Так доколе Патрокл наслаждался сиянием солнца,
Миловать Трои сынов иногда мне бывало приятно.
Многих из вас полонил и за многих выкуп я принял.
Ныне пощады вам нет никому, кого только демон
В руки мои приведёт под стенами Приамовой Трои!
Всем вам, троянам, смерть, и особенно детям Приама!
Так, мой любезный, умри! И о чём ты столько рыдаешь?
Умер Патрокл, несравненно тебя превосходнейший смертный! …
Так произнёс, – и у юноши дрогнули ноги и сердце,
Страшный он дрот уронил и, трепещущий, руки раскинув,
Сел; Ахиллес же, стремительно меч обоюдный исторгши,
В выю вонзил у ключа, и до самой ему рукояти
Меч погрузился во внутренность: ниц он по чёрному праху
Лёг, распростёршися; кровь захлестала и залила землю.
Мёртвого за ногу взявши, в реку Ахиллес его бросил».
Хочется цитировать и цитировать, но остановлюсь: юный отрок наг и беззащитен, рассчитывал на сострадание, но его просто прихлопнули, как назойливую муху.
Ярость Ахиллеса всё не утихала, взмолилась даже река Ксанф, у которой «трупами мёртвых полны светлоструйные воды», Ахиллес жаждет встречи с Гектором, с самым сильным и самым благородным из сынов Приама.
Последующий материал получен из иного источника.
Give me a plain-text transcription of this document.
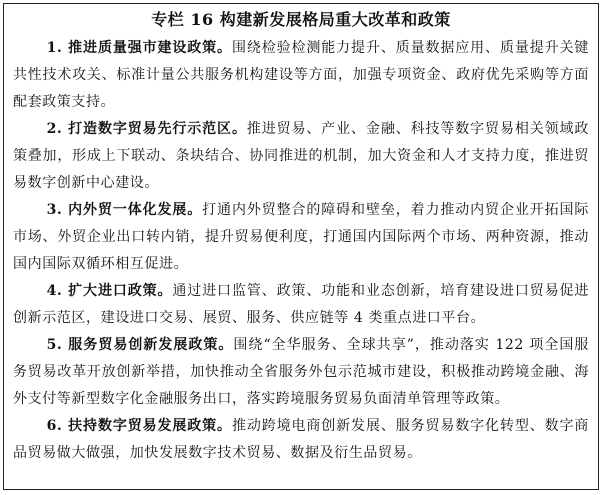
专栏 16 构建新发展格局重大改革和政策

1. 推进质量强市建设政策。围绕检验检测能力提升、质量数据应用、质量提升关键共性技术攻关、标准计量公共服务机构建设等方面，加强专项资金、政府优先采购等方面配套政策支持。

2. 打造数字贸易先行示范区。推进贸易、产业、金融、科技等数字贸易相关领域政策叠加，形成上下联动、条块结合、协同推进的机制，加大资金和人才支持力度，推进贸易数字创新中心建设。

3. 内外贸一体化发展。打通内外贸整合的障碍和壁垒，着力推动内贸企业开拓国际市场、外贸企业出口转内销，提升贸易便利度，打通国内国际两个市场、两种资源，推动国内国际双循环相互促进。

4. 扩大进口政策。通过进口监管、政策、功能和业态创新，培育建设进口贸易促进创新示范区，建设进口交易、展贸、服务、供应链等 4 类重点进口平台。

5. 服务贸易创新发展政策。围绕“全华服务、全球共享”，推动落实 122 项全国服务贸易改革开放创新举措，加快推动全省服务外包示范城市建设，积极推动跨境金融、海外支付等新型数字化金融服务出口，落实跨境服务贸易负面清单管理等政策。

6. 扶持数字贸易发展政策。推动跨境电商创新发展、服务贸易数字化转型、数字商品贸易做大做强，加快发展数字技术贸易、数据及衍生品贸易。
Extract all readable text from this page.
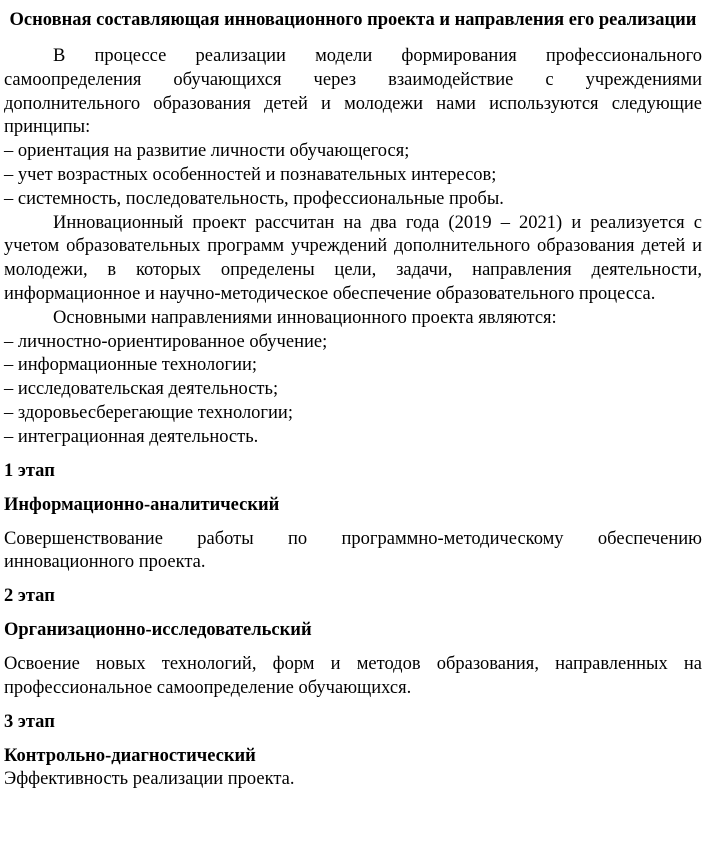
Основная составляющая инновационного проекта и направления его реализации

В процессе реализации модели формирования профессионального самоопределения обучающихся через взаимодействие с учреждениями дополнительного образования детей и молодежи нами используются следующие принципы:

– ориентация на развитие личности обучающегося;

– учет возрастных особенностей и познавательных интересов;

– системность, последовательность, профессиональные пробы.

Инновационный проект рассчитан на два года (2019 – 2021) и реализуется с учетом образовательных программ учреждений дополнительного образования детей и молодежи, в которых определены цели, задачи, направления деятельности, информационное и научно-методическое обеспечение образовательного процесса.

Основными направлениями инновационного проекта являются:

– личностно-ориентированное обучение;

– информационные технологии;

– исследовательская деятельность;

– здоровьесберегающие технологии;

– интеграционная деятельность.

1 этап

Информационно-аналитический

Совершенствование работы по программно-методическому обеспечению инновационного проекта.

2 этап

Организационно-исследовательский

Освоение новых технологий, форм и методов образования, направленных на профессиональное самоопределение обучающихся.

3 этап

Контрольно-диагностический

Эффективность реализации проекта.
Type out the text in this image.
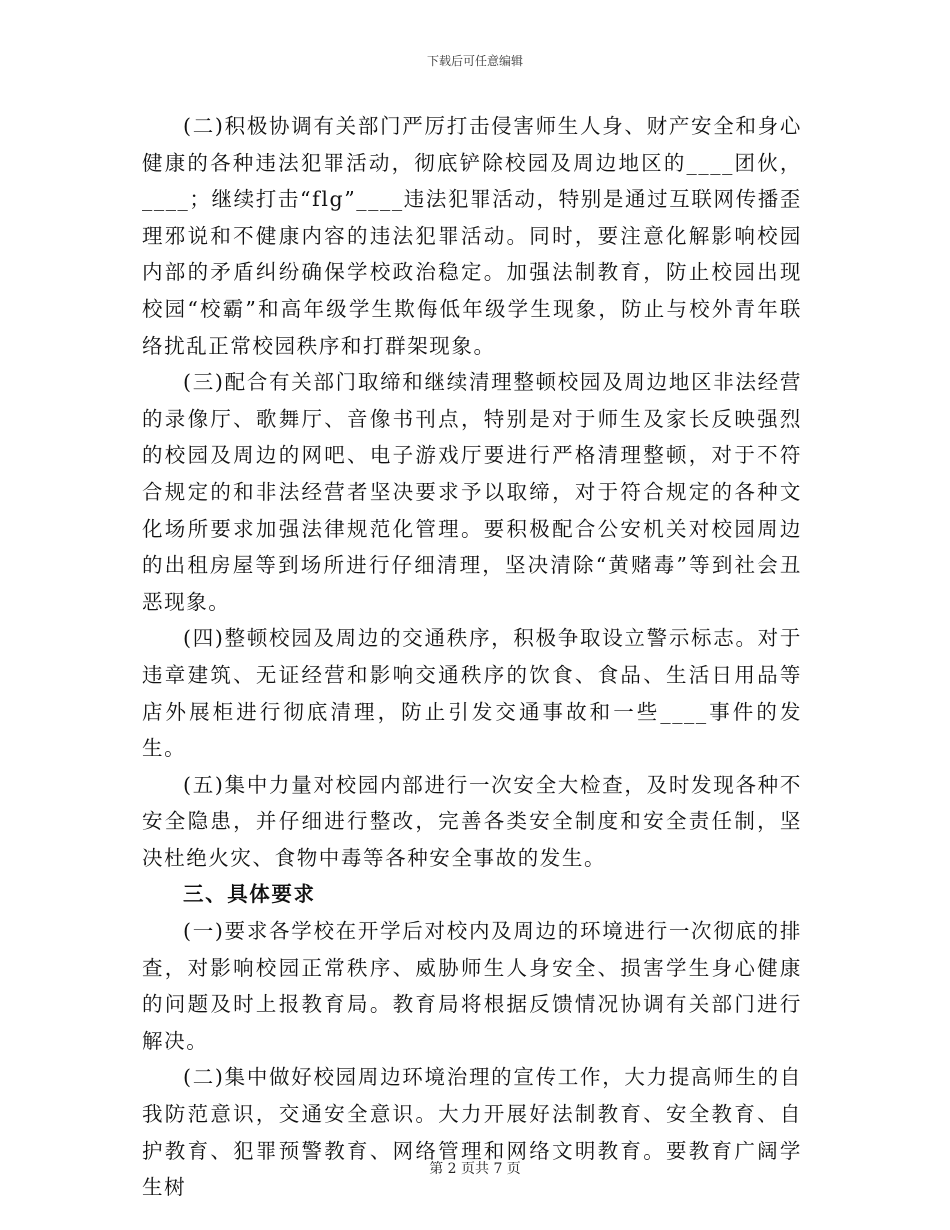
下载后可任意编辑

(二)积极协调有关部门严厉打击侵害师生人身、财产安全和身心健康的各种违法犯罪活动，彻底铲除校园及周边地区的____团伙，____；继续打击“flg”____违法犯罪活动，特别是通过互联网传播歪理邪说和不健康内容的违法犯罪活动。同时，要注意化解影响校园内部的矛盾纠纷确保学校政治稳定。加强法制教育，防止校园出现校园“校霸”和高年级学生欺侮低年级学生现象，防止与校外青年联络扰乱正常校园秩序和打群架现象。

(三)配合有关部门取缔和继续清理整顿校园及周边地区非法经营的录像厅、歌舞厅、音像书刊点，特别是对于师生及家长反映强烈的校园及周边的网吧、电子游戏厅要进行严格清理整顿，对于不符合规定的和非法经营者坚决要求予以取缔，对于符合规定的各种文化场所要求加强法律规范化管理。要积极配合公安机关对校园周边的出租房屋等到场所进行仔细清理，坚决清除“黄赌毒”等到社会丑恶现象。

(四)整顿校园及周边的交通秩序，积极争取设立警示标志。对于违章建筑、无证经营和影响交通秩序的饮食、食品、生活日用品等店外展柜进行彻底清理，防止引发交通事故和一些____事件的发生。

(五)集中力量对校园内部进行一次安全大检查，及时发现各种不安全隐患，并仔细进行整改，完善各类安全制度和安全责任制，坚决杜绝火灾、食物中毒等各种安全事故的发生。

三、具体要求

(一)要求各学校在开学后对校内及周边的环境进行一次彻底的排查，对影响校园正常秩序、威胁师生人身安全、损害学生身心健康的问题及时上报教育局。教育局将根据反馈情况协调有关部门进行解决。

(二)集中做好校园周边环境治理的宣传工作，大力提高师生的自我防范意识，交通安全意识。大力开展好法制教育、安全教育、自护教育、犯罪预警教育、网络管理和网络文明教育。要教育广阔学生树

第 2 页共 7 页
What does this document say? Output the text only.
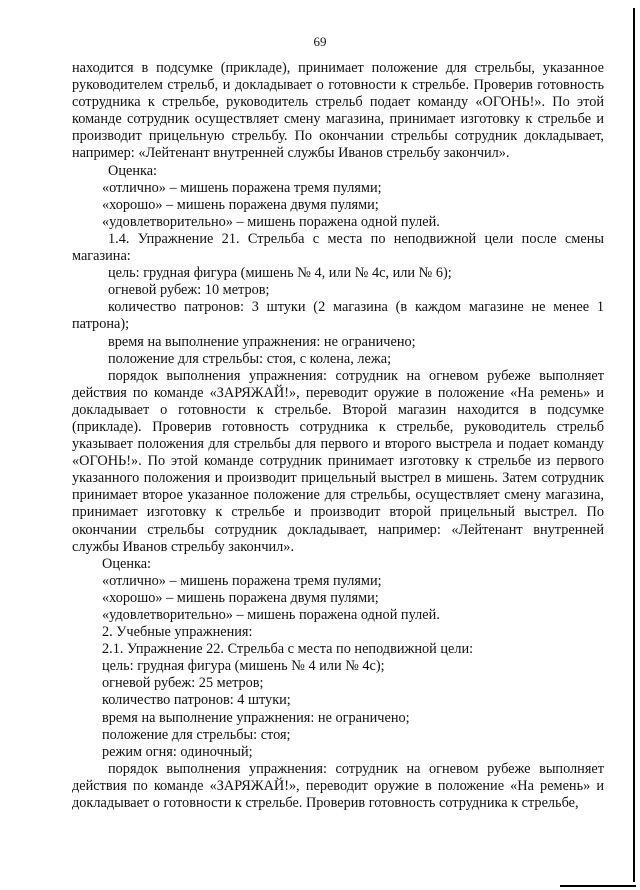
69

находится в подсумке (прикладе), принимает положение для стрельбы, указанное руководителем стрельб, и докладывает о готовности к стрельбе. Проверив готовность сотрудника к стрельбе, руководитель стрельб подает команду «ОГОНЬ!». По этой команде сотрудник осуществляет смену магазина, принимает изготовку к стрельбе и производит прицельную стрельбу. По окончании стрельбы сотрудник докладывает, например: «Лейтенант внутренней службы Иванов стрельбу закончил».

Оценка:

«отлично» – мишень поражена тремя пулями;

«хорошо» – мишень поражена двумя пулями;

«удовлетворительно» – мишень поражена одной пулей.

1.4. Упражнение 21. Стрельба с места по неподвижной цели после смены магазина:

цель: грудная фигура (мишень № 4, или № 4с, или № 6);

огневой рубеж: 10 метров;

количество патронов: 3 штуки (2 магазина (в каждом магазине не менее 1 патрона);

время на выполнение упражнения: не ограничено;

положение для стрельбы: стоя, с колена, лежа;

порядок выполнения упражнения: сотрудник на огневом рубеже выполняет действия по команде «ЗАРЯЖАЙ!», переводит оружие в положение «На ремень» и докладывает о готовности к стрельбе. Второй магазин находится в подсумке (прикладе). Проверив готовность сотрудника к стрельбе, руководитель стрельб указывает положения для стрельбы для первого и второго выстрела и подает команду «ОГОНЬ!». По этой команде сотрудник принимает изготовку к стрельбе из первого указанного положения и производит прицельный выстрел в мишень. Затем сотрудник принимает второе указанное положение для стрельбы, осуществляет смену магазина, принимает изготовку к стрельбе и производит второй прицельный выстрел. По окончании стрельбы сотрудник докладывает, например: «Лейтенант внутренней службы Иванов стрельбу закончил».

Оценка:

«отлично» – мишень поражена тремя пулями;

«хорошо» – мишень поражена двумя пулями;

«удовлетворительно» – мишень поражена одной пулей.

2. Учебные упражнения:

2.1. Упражнение 22. Стрельба с места по неподвижной цели:

цель: грудная фигура (мишень № 4 или № 4с);

огневой рубеж: 25 метров;

количество патронов: 4 штуки;

время на выполнение упражнения: не ограничено;

положение для стрельбы: стоя;

режим огня: одиночный;

порядок выполнения упражнения: сотрудник на огневом рубеже выполняет действия по команде «ЗАРЯЖАЙ!», переводит оружие в положение «На ремень» и докладывает о готовности к стрельбе. Проверив готовность сотрудника к стрельбе,
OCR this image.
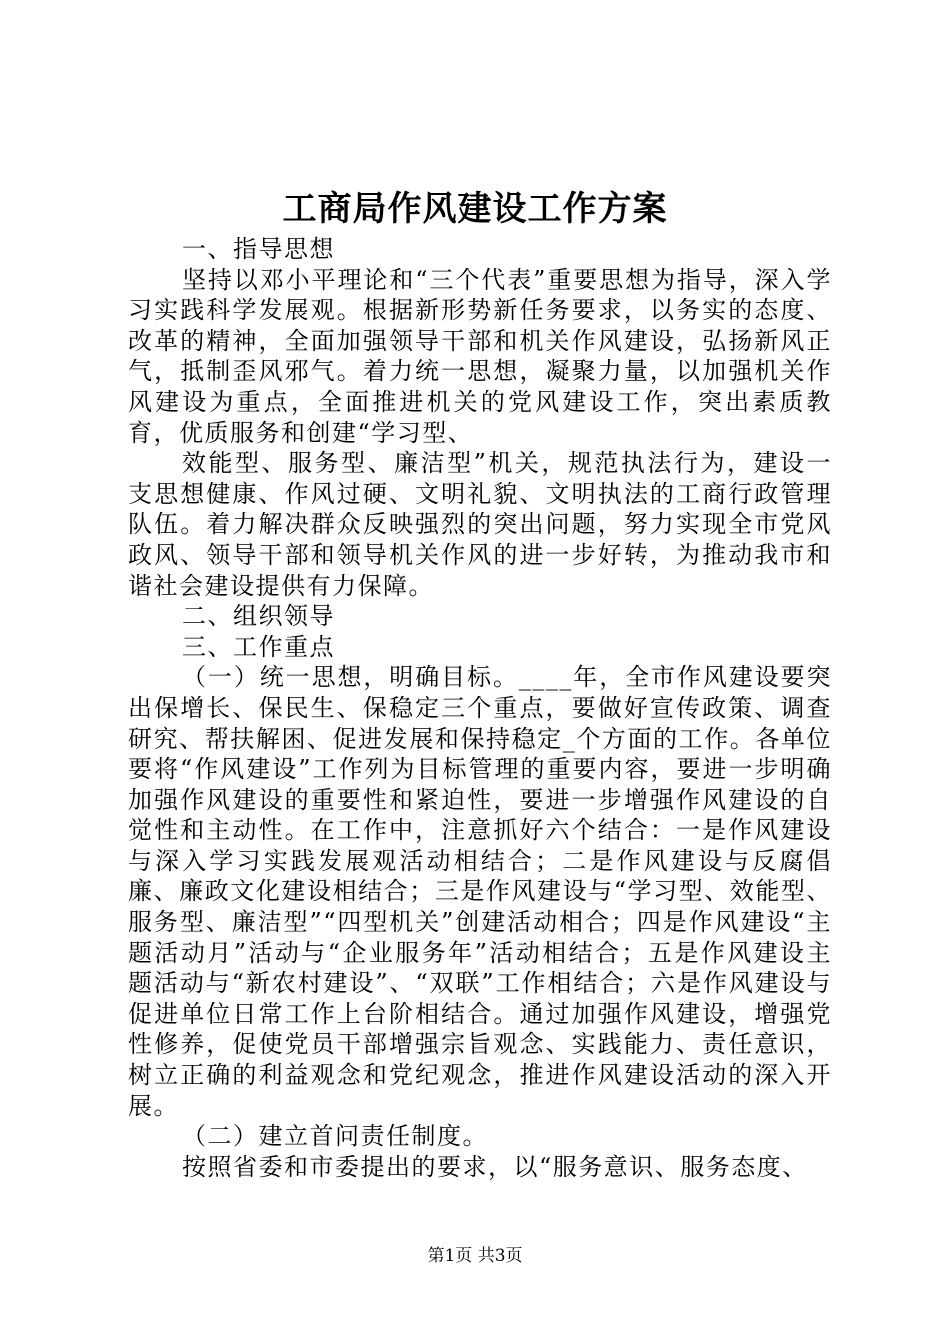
工商局作风建设工作方案

一、指导思想

坚持以邓小平理论和“三个代表”重要思想为指导，深入学习实践科学发展观。根据新形势新任务要求，以务实的态度、改革的精神，全面加强领导干部和机关作风建设，弘扬新风正气，抵制歪风邪气。着力统一思想，凝聚力量，以加强机关作风建设为重点，全面推进机关的党风建设工作，突出素质教育，优质服务和创建“学习型、

效能型、服务型、廉洁型”机关，规范执法行为，建设一支思想健康、作风过硬、文明礼貌、文明执法的工商行政管理队伍。着力解决群众反映强烈的突出问题，努力实现全市党风政风、领导干部和领导机关作风的进一步好转，为推动我市和谐社会建设提供有力保障。

二、组织领导

三、工作重点

（一）统一思想，明确目标。____年，全市作风建设要突出保增长、保民生、保稳定三个重点，要做好宣传政策、调查研究、帮扶解困、促进发展和保持稳定_个方面的工作。各单位要将“作风建设”工作列为目标管理的重要内容，要进一步明确加强作风建设的重要性和紧迫性，要进一步增强作风建设的自觉性和主动性。在工作中，注意抓好六个结合：一是作风建设与深入学习实践发展观活动相结合；二是作风建设与反腐倡廉、廉政文化建设相结合；三是作风建设与“学习型、效能型、服务型、廉洁型”“四型机关”创建活动相合；四是作风建设“主题活动月”活动与“企业服务年”活动相结合；五是作风建设主题活动与“新农村建设”、“双联”工作相结合；六是作风建设与促进单位日常工作上台阶相结合。通过加强作风建设，增强党性修养，促使党员干部增强宗旨观念、实践能力、责任意识，树立正确的利益观念和党纪观念，推进作风建设活动的深入开展。

（二）建立首问责任制度。

按照省委和市委提出的要求，以“服务意识、服务态度、

第1页 共3页
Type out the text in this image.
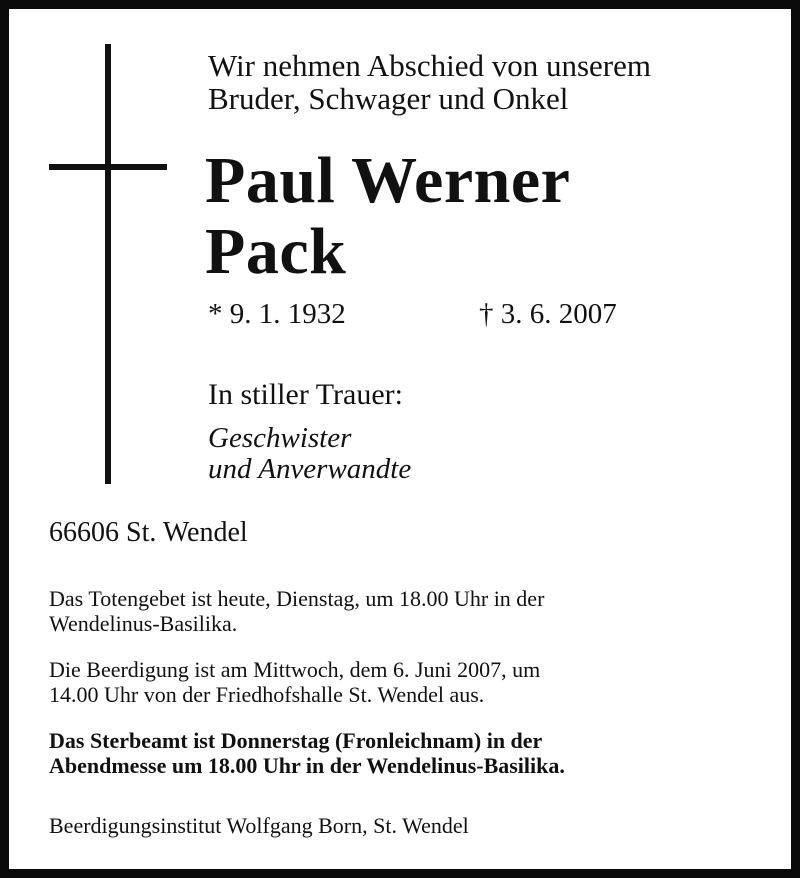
Wir nehmen Abschied von unserem
Bruder, Schwager und Onkel
Paul Werner
Pack
* 9. 1. 1932	† 3. 6. 2007
In stiller Trauer:
Geschwister
und Anverwandte
66606 St. Wendel
Das Totengebet ist heute, Dienstag, um 18.00 Uhr in der
Wendelinus-Basilika.
Die Beerdigung ist am Mittwoch, dem 6. Juni 2007, um
14.00 Uhr von der Friedhofshalle St. Wendel aus.
Das Sterbeamt ist Donnerstag (Fronleichnam) in der
Abendmesse um 18.00 Uhr in der Wendelinus-Basilika.
Beerdigungsinstitut Wolfgang Born, St. Wendel
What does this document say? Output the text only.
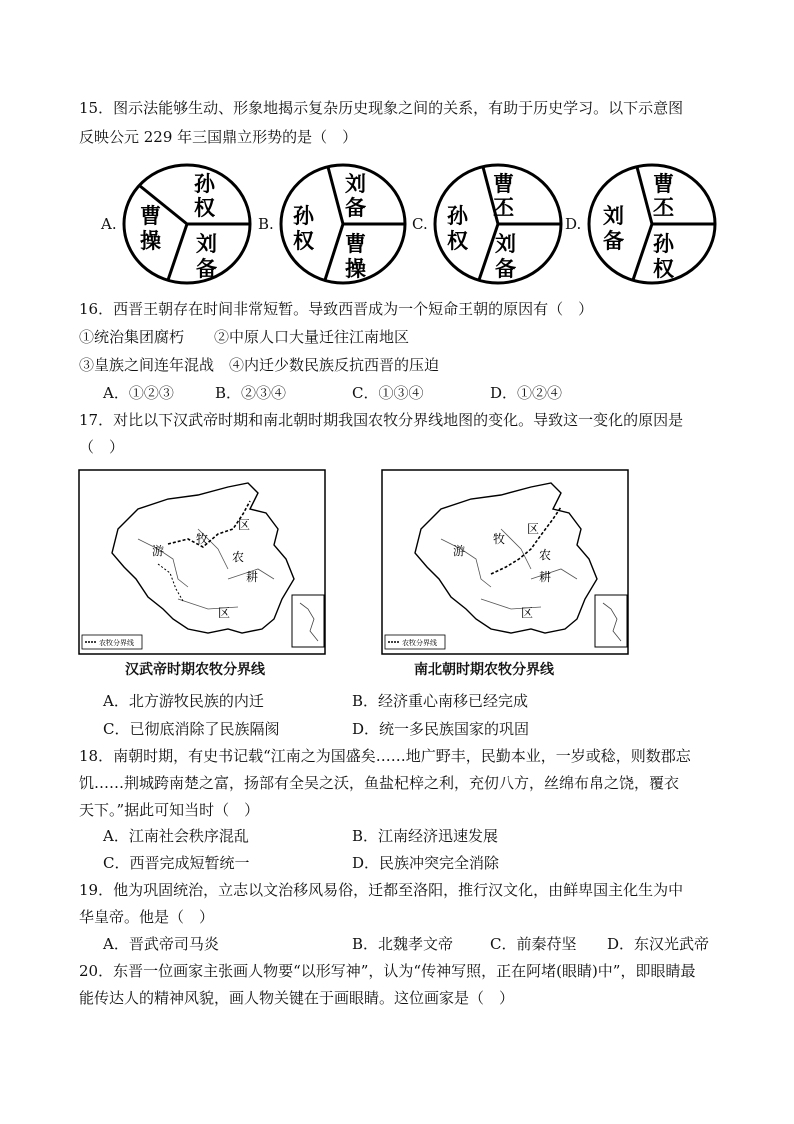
15．图示法能够生动、形象地揭示复杂历史现象之间的关系，有助于历史学习。以下示意图
反映公元 229 年三国鼎立形势的是（　）
A.
孙
权
曹
操 刘
备
B.
刘
备
孙
权 曹
操
C.
曹
丕
孙
权 刘
备
D.
曹
丕
刘
备 孙
权
16．西晋王朝存在时间非常短暂。导致西晋成为一个短命王朝的原因有（　）
①统治集团腐朽　　②中原人口大量迁往江南地区
③皇族之间连年混战　④内迁少数民族反抗西晋的压迫
A．①②③	B．②③④	C．①③④	D．①②④
17．对比以下汉武帝时期和南北朝时期我国农牧分界线地图的变化。导致这一变化的原因是
（　）
游
牧
区
农
耕
区
农牧分界线
汉武帝时期农牧分界线
游
牧
区
农
耕
区
农牧分界线
南北朝时期农牧分界线
A．北方游牧民族的内迁	B．经济重心南移已经完成
C．已彻底消除了民族隔阂	D．统一多民族国家的巩固
18．南朝时期，有史书记载“江南之为国盛矣……地广野丰，民勤本业，一岁或稔，则数郡忘
饥……荆城跨南楚之富，扬部有全吴之沃，鱼盐杞梓之利，充仞八方，丝绵布帛之饶，覆衣
天下。”据此可知当时（　）
A．江南社会秩序混乱	B．江南经济迅速发展
C．西晋完成短暂统一	D．民族冲突完全消除
19．他为巩固统治，立志以文治移风易俗，迁都至洛阳，推行汉文化，由鲜卑国主化生为中
华皇帝。他是（　）
A．晋武帝司马炎	B．北魏孝文帝 C．前秦苻坚 D．东汉光武帝
20．东晋一位画家主张画人物要“以形写神”，认为“传神写照，正在阿堵(眼睛)中”，即眼睛最
能传达人的精神风貌，画人物关键在于画眼睛。这位画家是（　）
Ахиллес и Гектор: беззащитность «положительного героя»
Можно написать целое исследование об Ахиллесе и Гекторе.
Когда думаешь о Гекторе, вспоминаются самые привычные клише: «положительный герой», «защитник отечества», «защитник чести своего дома и семьи». Но предопределена и судьба «защитника отечества», и судьба его семьи, и судьба его города, впереди их ожидает смерть, разрушение, изгнание, плен, и нам остаётся только гадать, что означает на этот раз «смех небес», всегда ли обречены все эти «положительные герои», «защитники отечества», или только в данном случае.
Некоторое время Гектор с Троянской стены молча наблюдал над яростью Ахиллеса, он понимал, что самые сильные из героев Трои, бессильны перед Ахиллесом, бессилен и он, самый сильный из героев Трои, родные уговаривали его оставаться за защитой Троянских стен, но он не Парис, он обязан был выйти навстречу Ахиллесу, даже если обречён, бесчестье куда страшнее смерти.
А мне в очередной раз хочется задать свой «гомеровский вопрос», так что же прозрел своим внутренним зрением Гомер в «гневе Ахилла», в его «Ахиллесовой пяте», почему Сила каждый раз приносит такую горечь.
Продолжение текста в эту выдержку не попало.